October 13 2014. Chesapeake Bay Bridge-Tunnel, Virginia.  The Eastern Seaboard of the USA can be characterised in any number of ways, for millions it’s somewhere to live and work, for birders it’s the Atlantic Flyway; a migration pathway followed by millions of birds. I spent a little time today on one of the hotspots along the Atlantic Flyway, on the southern tip of the Delmarva Peninsula, a long stalactite of abundantly fertile land that separates the teeming waters of Chesapeake Bay from the vast spread of the Atlantic Ocean.

The thing about this long finger of land (and Cape May, its little brother to the north), is that it’s a great birding destination. Most of the Delmarva Peninsula is in Maryland but the southern tip lies in Virginia, not that it makes much difference to the flyway. Away from the Atlantic or Chesapeake Bay shorelines, the land is intensively farmed on wide, flat fields of cotton, beans and sweet potatoes. Dense stands of oak, Sweet-gum and Tulip Trees, impenetrably tangled with vines and briars, encircle the fields, making them suffocatingly hot for many long summer weeks.

Tree SwallowsThis southern tip is alive now with migrating birds. I watched large passing flocks of Tree Swallows, hundreds strong and tailed by hopeful Merlins, Cooper’s and Sharp-shinned Hawks. At lower levels I could hear small birds chipping and calling in the bushes and trees and just above the horizon were groups of drifting Turkey Vultures and Black Vultures.

Tree Swallows

Tree Swallows

But I set out to tell of the Peregrine Falcons seen today. The first one passed low over our car and was noteworthy simply because, like all Peregrines, it flew as if it owned the skies; the second one, much later, was quite a different experience.

The tip of the Delmarva Peninsula is connected to mainland Virginia by a twenty-and-a-bit miles long bridge and tunnel combination; mostly bridge. The bridge-tunnel links the north and south shores of the mouth of Chesapeake Bay where it opens to the Atlantic Ocean.  Needless to say it is a very commercially important and strategically vital waterway.
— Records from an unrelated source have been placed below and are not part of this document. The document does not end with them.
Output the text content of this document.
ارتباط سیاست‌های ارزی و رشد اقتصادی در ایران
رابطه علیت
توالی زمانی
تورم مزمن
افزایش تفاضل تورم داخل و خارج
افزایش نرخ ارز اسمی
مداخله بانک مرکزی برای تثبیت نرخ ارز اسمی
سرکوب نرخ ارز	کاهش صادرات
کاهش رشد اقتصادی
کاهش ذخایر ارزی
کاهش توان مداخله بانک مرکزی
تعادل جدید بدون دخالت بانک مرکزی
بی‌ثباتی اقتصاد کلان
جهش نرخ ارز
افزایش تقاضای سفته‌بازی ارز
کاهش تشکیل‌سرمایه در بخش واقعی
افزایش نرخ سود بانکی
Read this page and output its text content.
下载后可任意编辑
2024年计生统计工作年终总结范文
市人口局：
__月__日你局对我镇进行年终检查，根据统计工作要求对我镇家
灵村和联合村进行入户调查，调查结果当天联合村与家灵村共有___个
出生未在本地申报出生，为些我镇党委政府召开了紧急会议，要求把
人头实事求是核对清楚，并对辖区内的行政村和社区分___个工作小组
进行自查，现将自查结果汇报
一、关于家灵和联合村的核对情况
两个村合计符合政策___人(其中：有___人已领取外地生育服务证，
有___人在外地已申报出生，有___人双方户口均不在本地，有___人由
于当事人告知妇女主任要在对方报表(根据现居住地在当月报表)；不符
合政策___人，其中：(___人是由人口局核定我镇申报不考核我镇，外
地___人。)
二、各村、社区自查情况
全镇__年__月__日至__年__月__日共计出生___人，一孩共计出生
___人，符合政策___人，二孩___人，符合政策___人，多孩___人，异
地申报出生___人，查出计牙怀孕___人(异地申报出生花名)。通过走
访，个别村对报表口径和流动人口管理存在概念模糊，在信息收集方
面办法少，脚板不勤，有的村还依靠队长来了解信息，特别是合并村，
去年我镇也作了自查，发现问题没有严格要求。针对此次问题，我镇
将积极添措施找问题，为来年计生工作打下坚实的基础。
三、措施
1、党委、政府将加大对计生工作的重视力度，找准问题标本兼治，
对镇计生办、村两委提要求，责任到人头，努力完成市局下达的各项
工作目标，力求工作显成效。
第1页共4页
On a fine day it’s an easy drive, a touch tedious at times, but if you like ocean views and the thought of the engineering task that made it all possible, it’s a rather thrilling experience; but I imagine an approaching hurricane makes it a quite different story. As we drove across, a steady east wind was blowing and Great Black-backed Gulls were riding on the ridge of wind deflected upwards by the bridge structure. To drive north and be passed by a southbound gull surfing a wave of rising air just a few feet away and at eye-level was to make me wish I could stop for a dramatic photo. But while such a picture could be magnificent if done well, stopping to get it would be dangerous and thoroughly illegal.
But the greatest picture, held only in my mind’s eye, was of a Peregrine Falcon, my Bird of the Day, seen streaking south along that same pathway of rising air and, I like to imagine, looking each car driver in the eye as they passed.